If governments overdo it and push the minimum too high, correcting the error might not be easy. Lowering the minimum will arouse political resistance. The California proposal includes “off ramps” that would allow the government to pause the annual increases, but it couldn’t lower the floor — and current rates of inflation would take a long while to do that without assistance.
A safer and more honest way to support the wages of the low-paid is with a subsidy, using programs such as the U.S.’ earned income tax credit. Rather than reducing the demand for unskilled labor, a subsidy increases it. The drawback is political rather than economic — the cost to taxpayers is explicit. This approach, therefore, calls for brave leadership, which is not always in supply.
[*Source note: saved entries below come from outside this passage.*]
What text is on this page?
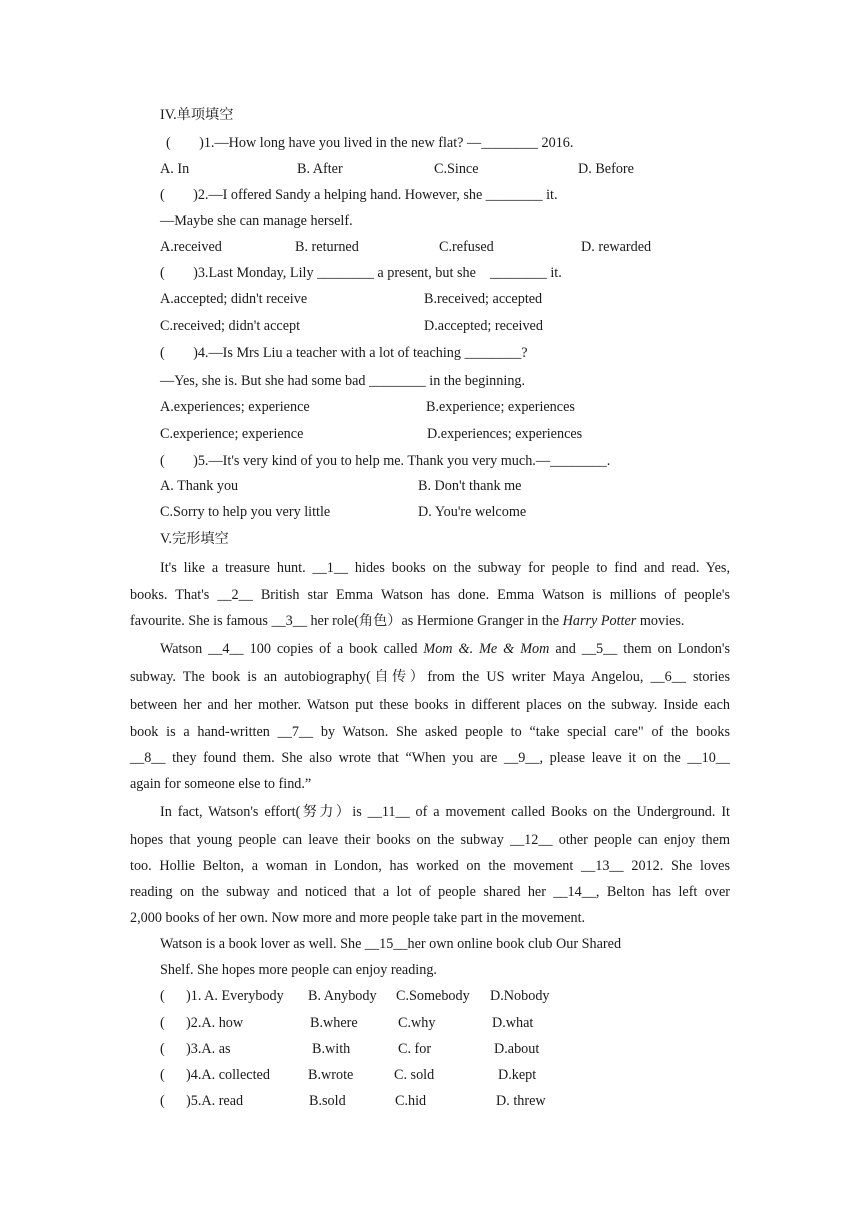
IV.单项填空
(        )1.—How long have you lived in the new flat? —________ 2016.
A. In	B. After	C.Since	D. Before
(        )2.—I offered Sandy a helping hand. However, she ________ it.
—Maybe she can manage herself.
A.received	B. returned	C.refused	D. rewarded
(        )3.Last Monday, Lily ________ a present, but she    ________ it.
A.accepted; didn't receive	B.received; accepted
C.received; didn't accept	D.accepted; received
(        )4.—Is Mrs Liu a teacher with a lot of teaching ________?
—Yes, she is. But she had some bad ________ in the beginning.
A.experiences; experience	B.experience; experiences
C.experience; experience	D.experiences; experiences
(        )5.—It's very kind of you to help me. Thank you very much.—________.
A. Thank you	B. Don't thank me
C.Sorry to help you very little	D. You're welcome
V.完形填空
It's like a treasure hunt. __1__ hides books on the subway for people to find and read. Yes,
books. That's __2__ British star Emma Watson has done. Emma Watson is millions of people's
favourite. She is famous __3__ her role(角色）as Hermione Granger in the Harry Potter movies.
Watson __4__ 100 copies of a book called Mom &. Me & Mom and __5__ them on London's
subway. The book is an autobiography(自传）from the US writer Maya Angelou, __6__ stories
between her and her mother. Watson put these books in different places on the subway. Inside each
book is a hand-written __7__ by Watson. She asked people to “take special care" of the books
__8__ they found them. She also wrote that “When you are __9__, please leave it on the __10__
again for someone else to find.”
In fact, Watson's effort(努力）is __11__ of a movement called Books on the Underground. It
hopes that young people can leave their books on the subway __12__ other people can enjoy them
too. Hollie Belton, a woman in London, has worked on the movement __13__ 2012. She loves
reading on the subway and noticed that a lot of people shared her __14__, Belton has left over
2,000 books of her own. Now more and more people take part in the movement.
Watson is a book lover as well. She __15__her own online book club Our Shared
Shelf. She hopes more people can enjoy reading.
(      )1. A. Everybody B. Anybody C.Somebody D.Nobody
(      )2.A. how	B.where	C.why	D.what
(      )3.A. as	B.with	C. for	D.about
(      )4.A. collected	B.wrote	C. sold	D.kept
(      )5.A. read	B.sold	C.hid	D. threw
The best way to raise low wages is to raise productivity by helping workers to acquire skills and by ensuring that new entrants to the workforce are well educated. Reform along these lines requires not just political courage but also patience, because the benefits might not be apparent for years.
In the short term, raising the minimum wage — modestly, and with sufficient flexibility to allow for local market conditions — might do more good than harm. Relieving poverty in work deserves to be a high priority. But smarter ways of doing it shouldn’t be sidelined, and caution should be the watchword.